Griffiths didn’t disagree with him. The young officer opened the cupola and stood up in the turret to see what he could see. Pound just got glimpses through the gunsight—which was also improved from the one in the earlier turret. The Confederates hadn’t got here yet, so the landscape wasn’t too badly battered. That didn’t mean he would have wanted to live here even if no one had ever heard of war. Coal mines, tailings from coal mines—he’d heard the locals call the stuff red dog—and factories dealing with coal and steel and aluminum dotted the landscape. Some of the factories belched white or gray or black or yellowish smoke into the sky even though the enemy was only a few miles away. They were going to keep operating till the Confederates overran them.

Michael Pound scowled. When they shut down, all the workers would try to get away at once. He’d seen that before. They’d clog the roads, U.S. troops would have trouble going around them or through them, and the Confederates would have a high old time bombing them and shooting them from the air.

Not five minutes after that thought crossed his mind, the barrel slowed and then stopped. Lieutenant Griffiths shouted from the cupola: “You people! Clear the road at once! At once, I tell you! You’re impeding the war effort!” Pound wouldn’t have moved for anybody who told him he was impeding anything. This crowd didn’t, either.
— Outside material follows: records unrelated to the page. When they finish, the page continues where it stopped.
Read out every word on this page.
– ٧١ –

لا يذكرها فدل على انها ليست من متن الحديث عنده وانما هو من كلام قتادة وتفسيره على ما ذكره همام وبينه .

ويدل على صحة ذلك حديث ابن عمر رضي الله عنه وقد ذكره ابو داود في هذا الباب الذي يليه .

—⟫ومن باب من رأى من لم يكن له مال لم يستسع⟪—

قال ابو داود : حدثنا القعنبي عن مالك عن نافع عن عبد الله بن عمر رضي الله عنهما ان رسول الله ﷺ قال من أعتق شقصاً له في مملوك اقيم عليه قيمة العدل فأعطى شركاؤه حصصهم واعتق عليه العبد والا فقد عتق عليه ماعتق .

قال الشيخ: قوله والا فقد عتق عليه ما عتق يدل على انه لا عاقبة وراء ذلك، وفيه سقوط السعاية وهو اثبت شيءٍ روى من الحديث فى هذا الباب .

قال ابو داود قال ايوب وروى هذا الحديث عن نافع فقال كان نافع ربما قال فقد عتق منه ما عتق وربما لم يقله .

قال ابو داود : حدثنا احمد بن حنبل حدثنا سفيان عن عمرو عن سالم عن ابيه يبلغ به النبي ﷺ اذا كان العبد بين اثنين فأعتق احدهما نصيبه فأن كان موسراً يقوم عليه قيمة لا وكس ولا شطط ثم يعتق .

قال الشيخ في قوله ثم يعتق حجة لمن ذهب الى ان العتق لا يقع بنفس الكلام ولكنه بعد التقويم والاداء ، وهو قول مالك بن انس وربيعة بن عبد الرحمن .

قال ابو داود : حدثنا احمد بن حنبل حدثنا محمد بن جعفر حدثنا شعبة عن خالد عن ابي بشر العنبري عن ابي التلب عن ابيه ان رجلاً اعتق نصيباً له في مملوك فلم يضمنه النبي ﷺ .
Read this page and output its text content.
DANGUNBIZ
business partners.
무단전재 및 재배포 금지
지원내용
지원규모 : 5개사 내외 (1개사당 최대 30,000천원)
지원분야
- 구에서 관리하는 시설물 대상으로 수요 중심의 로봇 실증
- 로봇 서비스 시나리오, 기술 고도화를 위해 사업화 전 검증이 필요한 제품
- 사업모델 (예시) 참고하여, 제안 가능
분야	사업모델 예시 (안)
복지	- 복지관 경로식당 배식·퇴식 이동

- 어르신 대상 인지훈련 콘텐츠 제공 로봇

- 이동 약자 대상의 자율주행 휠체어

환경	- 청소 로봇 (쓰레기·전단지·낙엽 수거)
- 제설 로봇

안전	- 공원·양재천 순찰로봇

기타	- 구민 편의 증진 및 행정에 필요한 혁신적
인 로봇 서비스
And they paid for not moving. No Asskickers screamed down out of the sky to pummel them, but they were in range of Confederate artillery. So were the advancing U.S. barrels. That didn’t worry Pound very much—except for the rare unlucky direct hit, long-range bombardment wouldn’t hurt them. He did tug on Griffiths’ trouser leg and call, “Better get down, sir. Fragments aren’t healthy.”

“Oh. Right.” The lieutenant even remembered to close the cupola hatch after himself. He was faintly green, or more than faintly. “My God!” He gulped. “What shellfire does to civilians out in the open . . . It’s a slaughterhouse out there.”